A Note on Running Example Code¶
To run the above test code, it is necessary to have a compatible
environment. Spark code may experience failures if run solely in the Scala
interpreter, as accessed through SBT's console
command. One way to ensure
proper execution is to run in spark-shell
, a Scala environment which
provides a SparkContext made available through the variable sc
. Another
way is to compile the application into a JAR file using sbt assembly
, and
to use spark-submit
. This latter option is the preferred method for Spark
applications, in general, but for the purposes of trying out the provided
code samples, spark-shell
is the more sensible choice.
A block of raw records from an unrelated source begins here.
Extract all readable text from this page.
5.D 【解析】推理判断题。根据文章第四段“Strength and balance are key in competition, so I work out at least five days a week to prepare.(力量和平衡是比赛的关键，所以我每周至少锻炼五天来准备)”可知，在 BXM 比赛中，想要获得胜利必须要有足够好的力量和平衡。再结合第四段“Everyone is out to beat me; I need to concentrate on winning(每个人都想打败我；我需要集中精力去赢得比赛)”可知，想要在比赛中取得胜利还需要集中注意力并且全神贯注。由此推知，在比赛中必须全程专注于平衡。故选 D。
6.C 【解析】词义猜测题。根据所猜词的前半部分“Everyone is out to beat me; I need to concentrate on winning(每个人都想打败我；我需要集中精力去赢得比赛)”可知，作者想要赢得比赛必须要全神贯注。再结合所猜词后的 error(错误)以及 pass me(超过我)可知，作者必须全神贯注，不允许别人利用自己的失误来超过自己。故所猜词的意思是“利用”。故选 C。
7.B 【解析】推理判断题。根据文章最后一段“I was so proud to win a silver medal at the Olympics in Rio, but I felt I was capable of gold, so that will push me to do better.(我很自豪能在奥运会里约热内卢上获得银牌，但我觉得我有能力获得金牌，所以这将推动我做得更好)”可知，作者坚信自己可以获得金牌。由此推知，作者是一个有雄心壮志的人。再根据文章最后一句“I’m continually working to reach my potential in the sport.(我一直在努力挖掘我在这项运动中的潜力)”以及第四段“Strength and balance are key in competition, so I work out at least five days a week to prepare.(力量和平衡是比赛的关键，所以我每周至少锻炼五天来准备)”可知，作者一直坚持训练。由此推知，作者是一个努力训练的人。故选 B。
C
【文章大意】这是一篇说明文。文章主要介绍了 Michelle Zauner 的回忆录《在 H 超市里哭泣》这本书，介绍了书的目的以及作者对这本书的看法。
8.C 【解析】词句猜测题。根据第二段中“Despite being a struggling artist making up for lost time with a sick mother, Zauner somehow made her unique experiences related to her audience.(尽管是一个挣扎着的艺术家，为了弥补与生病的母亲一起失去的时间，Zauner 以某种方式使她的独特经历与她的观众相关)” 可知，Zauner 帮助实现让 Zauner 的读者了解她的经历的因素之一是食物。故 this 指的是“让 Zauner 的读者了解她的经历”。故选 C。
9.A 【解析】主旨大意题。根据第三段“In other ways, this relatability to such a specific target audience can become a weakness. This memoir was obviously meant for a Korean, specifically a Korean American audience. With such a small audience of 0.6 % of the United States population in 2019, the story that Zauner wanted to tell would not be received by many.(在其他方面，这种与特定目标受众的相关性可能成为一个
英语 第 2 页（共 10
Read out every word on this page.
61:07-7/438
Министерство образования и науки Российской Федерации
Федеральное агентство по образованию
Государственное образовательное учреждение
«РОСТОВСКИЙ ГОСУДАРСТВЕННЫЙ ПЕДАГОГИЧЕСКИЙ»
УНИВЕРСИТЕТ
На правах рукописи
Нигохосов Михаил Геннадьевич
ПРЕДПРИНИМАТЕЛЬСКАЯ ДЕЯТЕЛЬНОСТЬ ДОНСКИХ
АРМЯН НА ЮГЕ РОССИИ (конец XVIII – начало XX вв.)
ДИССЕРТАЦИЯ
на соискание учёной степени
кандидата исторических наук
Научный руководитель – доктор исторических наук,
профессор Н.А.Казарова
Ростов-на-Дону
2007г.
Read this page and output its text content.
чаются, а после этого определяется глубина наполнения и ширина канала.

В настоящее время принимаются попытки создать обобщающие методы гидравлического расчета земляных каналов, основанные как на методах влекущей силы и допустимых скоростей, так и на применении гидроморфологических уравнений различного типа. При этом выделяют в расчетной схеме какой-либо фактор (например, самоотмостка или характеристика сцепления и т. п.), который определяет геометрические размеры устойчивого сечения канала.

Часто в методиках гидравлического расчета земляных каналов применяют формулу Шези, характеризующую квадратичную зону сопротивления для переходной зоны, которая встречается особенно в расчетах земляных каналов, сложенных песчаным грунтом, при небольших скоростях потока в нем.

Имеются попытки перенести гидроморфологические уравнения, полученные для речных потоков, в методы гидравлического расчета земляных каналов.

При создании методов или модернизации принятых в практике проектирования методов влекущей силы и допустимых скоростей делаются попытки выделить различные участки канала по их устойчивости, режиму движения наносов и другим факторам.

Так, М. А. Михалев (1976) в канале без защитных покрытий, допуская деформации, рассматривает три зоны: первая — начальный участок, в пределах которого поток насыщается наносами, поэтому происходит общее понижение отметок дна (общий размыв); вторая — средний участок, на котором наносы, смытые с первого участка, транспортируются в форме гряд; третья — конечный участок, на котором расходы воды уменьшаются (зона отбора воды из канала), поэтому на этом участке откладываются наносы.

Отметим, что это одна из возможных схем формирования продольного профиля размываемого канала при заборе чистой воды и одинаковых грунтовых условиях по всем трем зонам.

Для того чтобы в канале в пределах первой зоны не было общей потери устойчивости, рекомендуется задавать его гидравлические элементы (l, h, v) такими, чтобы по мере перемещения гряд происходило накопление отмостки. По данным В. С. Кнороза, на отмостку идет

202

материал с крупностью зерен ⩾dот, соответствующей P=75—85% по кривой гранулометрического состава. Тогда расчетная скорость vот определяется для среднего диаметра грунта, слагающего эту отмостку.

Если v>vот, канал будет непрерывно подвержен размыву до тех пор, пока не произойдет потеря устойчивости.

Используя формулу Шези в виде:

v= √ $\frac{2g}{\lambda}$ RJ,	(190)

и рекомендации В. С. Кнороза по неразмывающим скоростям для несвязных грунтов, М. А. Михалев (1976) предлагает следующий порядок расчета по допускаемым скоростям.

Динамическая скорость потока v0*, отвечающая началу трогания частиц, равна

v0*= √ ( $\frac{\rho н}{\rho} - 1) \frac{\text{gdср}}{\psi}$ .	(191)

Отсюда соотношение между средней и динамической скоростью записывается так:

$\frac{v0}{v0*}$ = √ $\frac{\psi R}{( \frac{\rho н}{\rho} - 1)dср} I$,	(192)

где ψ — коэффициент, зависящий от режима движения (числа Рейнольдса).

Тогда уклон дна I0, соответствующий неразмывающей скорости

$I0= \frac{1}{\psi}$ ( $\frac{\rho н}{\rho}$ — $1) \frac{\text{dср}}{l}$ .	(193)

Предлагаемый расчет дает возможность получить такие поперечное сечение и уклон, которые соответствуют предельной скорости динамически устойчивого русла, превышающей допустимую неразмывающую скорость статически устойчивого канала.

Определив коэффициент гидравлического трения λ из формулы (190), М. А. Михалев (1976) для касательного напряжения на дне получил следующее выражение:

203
The use of
spark-submit
is beyond the scope of this documentation, but many resources
are available on the internet for learning this tool.
In either event, it will be necessary to install Spark in your local
environment to run the code above. Once that is done, you will need to
clone the GeoTrellis repository from
Github. From the root directory
of that project, execute the provided sbt
script. Once SBT is loaded, the
following commands can be executed:
project spark-etl
assembly
This packages the required class files into a JAR file. Now, again from the GeoTrellis source tree root directory, issue the command
spark-shell --jars spark-etl/target/scala-2.11/geotrellis-spark-etl-assembly-[version].jar
From the resulting interpreter prompt, perform the following imports:
import geotrellis.raster._
import geotrellis.vector._
import geotrellis.proj4._
import geotrellis.spark._
import geotrellis.spark.util._
import geotrellis.spark.tiling._
It should then be possible to input the example code from above (excluding the creation of a SparkContext) and get the desired result.
A Note on Implementation¶
The procedures that we've been considering above have been implemented in
GeoTrellis and are located in
raster/src/main/scala/geotrellis/raster/density/
and
spark/src/main/scala/geotrellis/spark/density
. This final implementation
is more complete than the simple version presented here, as it handles type
conversion for different tile cell types and is augmented with convenience
functions that are provided through the use of the MethodExtensions
facility. Briefly, method extensions allow for implicit conversion between
Traversable[PointFeature[Num]]
(where Num
is either Int
or Double
)
and a wrapper class which provides a method kernelDensity: (Kernel,
RasterExtent) => Tile
. Thus, any traversable collection can be treated as
if it possesses a kernelDensity
method. This pattern appears all
throughout GeoTrellis, and provides some welcome syntactic sugar.
Furthermore, the final implementation is more flexible with regard to the type of data used. Both the PointFeature parameter and the Tile CellType may be of integral or floating-point type. See the code for details.